Anyone who has had close contact with a person who has COVID-19 should also stay home and monitor their health. Invited guests who live with those at higher risk should also consider the potential risk to their loved ones.
Consider keeping a list of guests who attended for potential future contract tracing needs.
Encourage social distancing
Host your gathering outdoors, when possible. If this is not feasible, make sure the room or space is well-ventilated (for example, open a window).
Arrange tables and chairs to allow for social distancing. People from the same household can be in groups together and don’t need to be 6 feet apart – just 6 feet away from other families.
If planning activities for adults and/or kids, consider those where social distancing can be maintained, like sidewalk chalk art or frisbee.
When guests arrive, minimize gestures that promote close contact. For example, don’t shake hands, do elbow bumps, or give hugs. Instead wave and verbally greet them.
Wear cloth face coverings
Wear cloth face coverings when less than 6 feet apart from people or indoors.

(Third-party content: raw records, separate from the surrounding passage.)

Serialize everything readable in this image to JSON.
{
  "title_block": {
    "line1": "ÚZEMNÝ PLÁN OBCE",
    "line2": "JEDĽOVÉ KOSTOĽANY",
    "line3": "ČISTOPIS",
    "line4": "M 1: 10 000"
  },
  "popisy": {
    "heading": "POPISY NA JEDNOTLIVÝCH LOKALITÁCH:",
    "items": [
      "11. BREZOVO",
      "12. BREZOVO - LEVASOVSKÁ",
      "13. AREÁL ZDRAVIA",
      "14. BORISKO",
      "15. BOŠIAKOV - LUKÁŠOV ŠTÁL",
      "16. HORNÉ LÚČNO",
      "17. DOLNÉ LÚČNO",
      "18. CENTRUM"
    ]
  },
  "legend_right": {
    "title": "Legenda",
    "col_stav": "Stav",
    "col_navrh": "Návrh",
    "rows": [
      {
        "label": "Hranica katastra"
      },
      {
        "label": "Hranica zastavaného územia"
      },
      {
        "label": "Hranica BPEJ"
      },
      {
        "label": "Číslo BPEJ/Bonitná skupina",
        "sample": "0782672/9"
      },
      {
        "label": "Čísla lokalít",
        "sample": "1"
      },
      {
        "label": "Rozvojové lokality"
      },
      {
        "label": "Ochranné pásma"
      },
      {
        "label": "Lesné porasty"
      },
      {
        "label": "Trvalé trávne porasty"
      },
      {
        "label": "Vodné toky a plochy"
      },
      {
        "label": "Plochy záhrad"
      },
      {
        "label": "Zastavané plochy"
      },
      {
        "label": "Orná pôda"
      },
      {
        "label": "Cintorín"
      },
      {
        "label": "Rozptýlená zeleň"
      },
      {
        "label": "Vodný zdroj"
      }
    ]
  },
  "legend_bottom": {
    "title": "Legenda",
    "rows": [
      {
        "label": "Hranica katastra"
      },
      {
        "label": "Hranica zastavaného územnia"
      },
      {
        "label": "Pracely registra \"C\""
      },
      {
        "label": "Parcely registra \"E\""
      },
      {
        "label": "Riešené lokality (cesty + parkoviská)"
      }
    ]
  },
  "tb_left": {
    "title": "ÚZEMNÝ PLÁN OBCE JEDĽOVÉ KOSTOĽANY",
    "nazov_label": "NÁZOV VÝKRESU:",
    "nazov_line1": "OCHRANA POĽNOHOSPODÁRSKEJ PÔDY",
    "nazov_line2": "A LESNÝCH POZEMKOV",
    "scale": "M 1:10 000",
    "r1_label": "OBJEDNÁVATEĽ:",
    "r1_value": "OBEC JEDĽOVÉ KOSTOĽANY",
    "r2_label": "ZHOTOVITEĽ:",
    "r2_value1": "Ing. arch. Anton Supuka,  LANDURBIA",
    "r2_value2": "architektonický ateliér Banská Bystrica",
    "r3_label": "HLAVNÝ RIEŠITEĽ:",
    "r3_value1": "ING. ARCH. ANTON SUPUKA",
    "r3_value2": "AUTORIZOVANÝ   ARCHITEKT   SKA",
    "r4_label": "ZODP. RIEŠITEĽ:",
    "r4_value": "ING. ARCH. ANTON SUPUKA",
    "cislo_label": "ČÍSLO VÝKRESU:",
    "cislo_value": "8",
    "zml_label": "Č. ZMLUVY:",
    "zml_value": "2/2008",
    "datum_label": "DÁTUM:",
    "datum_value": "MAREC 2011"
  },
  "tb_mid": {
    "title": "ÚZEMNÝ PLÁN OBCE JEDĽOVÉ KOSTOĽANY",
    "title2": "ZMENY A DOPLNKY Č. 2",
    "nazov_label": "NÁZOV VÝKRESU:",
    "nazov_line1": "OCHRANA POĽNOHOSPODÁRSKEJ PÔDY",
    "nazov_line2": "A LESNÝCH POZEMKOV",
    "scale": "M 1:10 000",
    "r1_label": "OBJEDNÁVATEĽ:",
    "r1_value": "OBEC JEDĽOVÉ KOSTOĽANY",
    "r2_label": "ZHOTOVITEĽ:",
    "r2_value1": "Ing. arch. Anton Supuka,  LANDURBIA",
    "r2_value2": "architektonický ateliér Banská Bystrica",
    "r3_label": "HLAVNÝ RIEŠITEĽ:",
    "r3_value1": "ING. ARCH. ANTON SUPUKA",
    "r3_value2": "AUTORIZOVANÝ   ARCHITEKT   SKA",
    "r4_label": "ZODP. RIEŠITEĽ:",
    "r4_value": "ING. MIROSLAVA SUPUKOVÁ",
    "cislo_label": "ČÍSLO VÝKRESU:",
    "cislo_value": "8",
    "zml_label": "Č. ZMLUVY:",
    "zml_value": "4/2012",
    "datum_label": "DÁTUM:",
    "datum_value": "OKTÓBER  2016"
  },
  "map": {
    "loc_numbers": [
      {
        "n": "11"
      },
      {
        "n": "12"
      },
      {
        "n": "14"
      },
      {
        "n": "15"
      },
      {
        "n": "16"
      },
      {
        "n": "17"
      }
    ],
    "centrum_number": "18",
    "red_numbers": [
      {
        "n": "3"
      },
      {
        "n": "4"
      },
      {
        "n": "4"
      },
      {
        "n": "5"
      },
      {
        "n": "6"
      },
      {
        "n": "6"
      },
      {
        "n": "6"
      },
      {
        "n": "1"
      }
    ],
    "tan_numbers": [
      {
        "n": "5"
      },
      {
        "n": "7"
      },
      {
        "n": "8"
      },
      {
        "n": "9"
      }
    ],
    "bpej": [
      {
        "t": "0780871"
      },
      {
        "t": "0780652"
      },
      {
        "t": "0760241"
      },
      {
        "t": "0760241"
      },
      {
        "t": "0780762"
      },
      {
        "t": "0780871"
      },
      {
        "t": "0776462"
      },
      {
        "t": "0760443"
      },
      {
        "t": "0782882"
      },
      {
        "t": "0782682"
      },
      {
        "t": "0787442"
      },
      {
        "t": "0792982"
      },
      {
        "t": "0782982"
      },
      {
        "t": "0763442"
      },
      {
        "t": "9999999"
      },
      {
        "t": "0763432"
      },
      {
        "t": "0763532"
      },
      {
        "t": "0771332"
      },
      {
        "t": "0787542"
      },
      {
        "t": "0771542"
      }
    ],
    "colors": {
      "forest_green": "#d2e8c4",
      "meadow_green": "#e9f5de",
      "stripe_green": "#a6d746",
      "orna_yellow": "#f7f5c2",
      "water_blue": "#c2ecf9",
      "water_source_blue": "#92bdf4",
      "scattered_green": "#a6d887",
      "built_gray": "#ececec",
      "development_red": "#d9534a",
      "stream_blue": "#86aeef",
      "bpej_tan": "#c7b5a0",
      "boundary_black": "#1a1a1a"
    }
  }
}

Consider providing face coverings for guests or asking them to bring their own.
Clean hands often
Consider providing hand sanitizer in addition to clearly marked hand washing areas.
Wash your hands for at least 20 seconds when entering and exiting social gatherings. If soap and water are not readily available, use a hand sanitizer that contains at least 60% alcohol. Cover all surfaces of your hands and rub them together until they feel dry.
Make sure there is adequate soap or hand sanitizer containing at least 60% alcohol available in the restrooms and encourage guests not to form a line at the door. Consider also providing cleaning supplies that allow guests to wipe down surfaces before they leave.
Remind guests to wash their hands before serving or eating food.
Use single-use hand towels or paper towels for drying hands so guests do not share a towel.
Limit the number of people handling or serving food
Encourage guests to bring their own food and drinks.
Limit people going in and out of the areas where food is being prepared or handled, such as in the kitchen or around the grill, if possible.
If serving any food, consider identifying one person to serve all food so that multiple people are not handling the serving utensils.
Use single-use options or identify one person to serve sharable items, like salad dressings, food containers, and condiments, so that multiple people are not handling the items.
Limit contact with commonly touched surfaces or shared items
Use touchless garbage cans or pails.
Use gloves when removing garbage bags or handling and disposing of trash. Wash hands after removing gloves.
Clean and disinfect commonly touched surfaces and any shared items between use when feasible.
If you choose to use any shared items that are reusable (e.g., seating covers, tablecloths, linen napkins), wash, clean, and sanitize them after the event.